Viability debates continue to shape planning. The frontline is shifting, from debates about key principles, towards the wider issue of transparency and participation.
The Information Commissioner’s Office (ICO) and, ultimately, the First Tier Tribunal (FTT) hear appeals under the Environmental Information regime, intended to give effect international commitments to participatory decision-making. In RB Greenwich v IC and Brownie (EA/2014/0122), the FTT required disclosure of pricing and profit assumptions, sales and costs forecasts. Given the finding of limited commercial harm, the decision is unremarkable. It is one example of disclosure being increasingly required either because there is little real harm or that real harm is outweighed by the public interest in understanding the reasons for particularly controversial decisions.

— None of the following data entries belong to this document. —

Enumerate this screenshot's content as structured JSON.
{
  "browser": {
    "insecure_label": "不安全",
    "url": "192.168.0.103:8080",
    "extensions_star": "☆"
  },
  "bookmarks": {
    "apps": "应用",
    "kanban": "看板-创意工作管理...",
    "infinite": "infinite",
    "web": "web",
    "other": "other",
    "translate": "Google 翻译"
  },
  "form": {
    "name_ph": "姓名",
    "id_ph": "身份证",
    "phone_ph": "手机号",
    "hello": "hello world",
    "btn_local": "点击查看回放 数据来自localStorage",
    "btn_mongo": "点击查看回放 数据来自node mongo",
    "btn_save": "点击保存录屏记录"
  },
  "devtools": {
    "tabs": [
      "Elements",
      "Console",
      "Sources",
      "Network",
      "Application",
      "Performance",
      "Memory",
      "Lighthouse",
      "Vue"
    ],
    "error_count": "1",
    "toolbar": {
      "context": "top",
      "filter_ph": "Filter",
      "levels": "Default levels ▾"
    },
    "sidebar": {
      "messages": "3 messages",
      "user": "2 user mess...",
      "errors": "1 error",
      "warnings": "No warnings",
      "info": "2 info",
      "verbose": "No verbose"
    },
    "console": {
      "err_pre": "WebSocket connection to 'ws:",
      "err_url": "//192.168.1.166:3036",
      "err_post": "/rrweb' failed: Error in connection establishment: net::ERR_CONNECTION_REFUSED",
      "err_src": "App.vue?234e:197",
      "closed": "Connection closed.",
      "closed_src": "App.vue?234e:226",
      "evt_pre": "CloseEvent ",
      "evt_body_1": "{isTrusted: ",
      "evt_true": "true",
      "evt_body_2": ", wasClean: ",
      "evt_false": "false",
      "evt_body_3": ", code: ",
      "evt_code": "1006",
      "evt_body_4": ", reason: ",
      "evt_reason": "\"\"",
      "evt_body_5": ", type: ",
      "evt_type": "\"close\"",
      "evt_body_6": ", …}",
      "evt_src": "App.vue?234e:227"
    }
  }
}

The Courts’ approach is different. George Turner v SoS CLG and others [2015] EWHC 375), concerned a challenge to the Secretary of State’s decision to approve the Shell Centre redevelopment. A financial appraisal was submitted with the application to explain the level of affordable housing provision (and reviewed by the local authority’s expert). It was not forwarded to the SoS. The expert’s summary report was reluctantly disclosed two days before the inquiry began. The claimant argued that it was impossible to properly determine the viability justification for the departure from plan policies without scrutiny of the full appraisal.
In rejecting the claim, the judge followed the Arsenal case (Bedford v LB Islington and Arsenal Football Club Plc [2002]) where a confidential consideration of viability, with a report giving only the “gist of” the findings, was allowed. He stressed that the law only requires the disclosure of the materials placed before the decision maker.
Two questions stand out. Firstly, the judgment is silent on an authority’s duty to pass application materials to the Secretary of State (under s.77 TCPA 1990). The Call-In Direction required all application documents to be sent to the decision maker. That did not happen. The facts were therefore different to Bedford. Secondly, inquiry evidence must be heard in public, unless the SoS makes a – rare – direction for a shielded procedure for scrutiny of sensitive information. It may have made more sense to use that process, rather than limit the material provided.
The Court of Appeal will now consider these issues in deciding whether to hear the claimant’s appeal, in the context of real concerns recognised by the judge at first instance about the conduct of the Inquiry.